The interesting new approach is to restore Cl balance by increasing KCC2 expression at the plasma membrane.  This means increasing the number of transporters that carry  Cl  out of the neurons.



In the Modulation of GABAergic transmission paper there is no mention of acetazolamide (Diamox) which I suggested in my posts could also reduce Cl, but via the AE3 exchanger.  This would explain why Diamox can reduce seizures in some people.

The paper does mention oxytocin and it does occur to me that babies born via Cesarean/Caesarean section will completely miss this surge of the oxytocin hormone.  This oxytocin surge is suggested to be key to the GABA switch, which should occur soon after birth when GABA switches from excitatory to inhibitory.  In much autism this switch never takes place.

That would suggest that perhaps all babies born via Caesarean section should perhaps receive an artificial dose of oxytocin at birth.  This might then reduce the incidence of GABA dysfunctions in later life, which would include autism and some epilepsy.

Indeed, children born by Caesarean section (CS) are 20% more likely to develop autism.


Conclusions and Relevance  This study confirms previous findings that children born by CS are approximately 20% more likely to be diagnosed as having ASD. However, the association did not persist when using sibling controls, implying that this association is due to familial confounding by genetic and/or environmental factors.

So as not to repeat the vaccine/autism scare, the researchers do not say that Caesarean section leads to more autism, rather that the kinds of people who are born by Caesarean section already had an elevated risk of autism.  This is based on analysing sibling pairs, but I do not entirely buy into that argument.  They do not want to scare people from having a procedure that can be life-saving for mother and baby.

If you look at it rationally, you can see that the oxytocin surge at birth is there for an evolutionary reason.  It is very easy to recreate it with synthetic oxytocin.

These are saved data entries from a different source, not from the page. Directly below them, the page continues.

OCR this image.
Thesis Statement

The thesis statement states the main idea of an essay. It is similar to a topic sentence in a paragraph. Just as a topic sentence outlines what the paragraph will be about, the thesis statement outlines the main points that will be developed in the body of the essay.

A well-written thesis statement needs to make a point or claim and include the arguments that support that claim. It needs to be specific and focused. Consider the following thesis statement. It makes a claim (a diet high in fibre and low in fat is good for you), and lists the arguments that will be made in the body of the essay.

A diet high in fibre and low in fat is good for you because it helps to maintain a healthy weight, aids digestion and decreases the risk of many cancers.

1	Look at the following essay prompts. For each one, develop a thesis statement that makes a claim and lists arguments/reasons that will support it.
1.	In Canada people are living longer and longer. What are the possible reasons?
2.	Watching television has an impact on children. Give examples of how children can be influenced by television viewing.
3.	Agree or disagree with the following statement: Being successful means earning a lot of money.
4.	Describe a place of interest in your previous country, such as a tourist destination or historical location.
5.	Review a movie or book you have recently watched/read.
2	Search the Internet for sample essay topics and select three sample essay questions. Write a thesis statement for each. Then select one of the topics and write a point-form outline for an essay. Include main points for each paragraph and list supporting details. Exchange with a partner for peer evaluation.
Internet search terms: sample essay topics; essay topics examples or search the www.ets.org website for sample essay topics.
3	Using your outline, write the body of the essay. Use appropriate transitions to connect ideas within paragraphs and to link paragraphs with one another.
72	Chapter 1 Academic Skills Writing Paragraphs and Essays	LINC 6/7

Another interesting point is in the conflict of interest statement:-


Laura Cancedda is on the Provisional Application: US 61/919,195, 2013. Modulators of Intracellular Chloride Concentration For Treating An Intellectual Disability


Regular readers will note that in this blog we have known for some time that modifying GABAA leads to improved cognitive function.  I even suggested to Ben-Ari that IQ should be measured in their autism trials for Bumetanide.  IQ is much less subjective than measures of autism.


Conclusion

My conclusion is that while genetic testing has its place, it is more productive to look at identifying and treating the downstream dysfunctions that are shared by many individual genetic dysfunctions.

By focusing on individual genes there is a big risk of just giving up, so if you have Pitt Hopkins Syndrome, like Peter the Wild Boy, it is a single gene cause of “autism” and there is no known therapy.  Well it seems that it shares downstream consequences with many other types of autism, so it is treatable after all.

I also think more people need to consider that cognitive dysfunction (Intellectual Disability/MR) may indeed be treatable, and not just via GABA; so good luck to Laura Cancedda.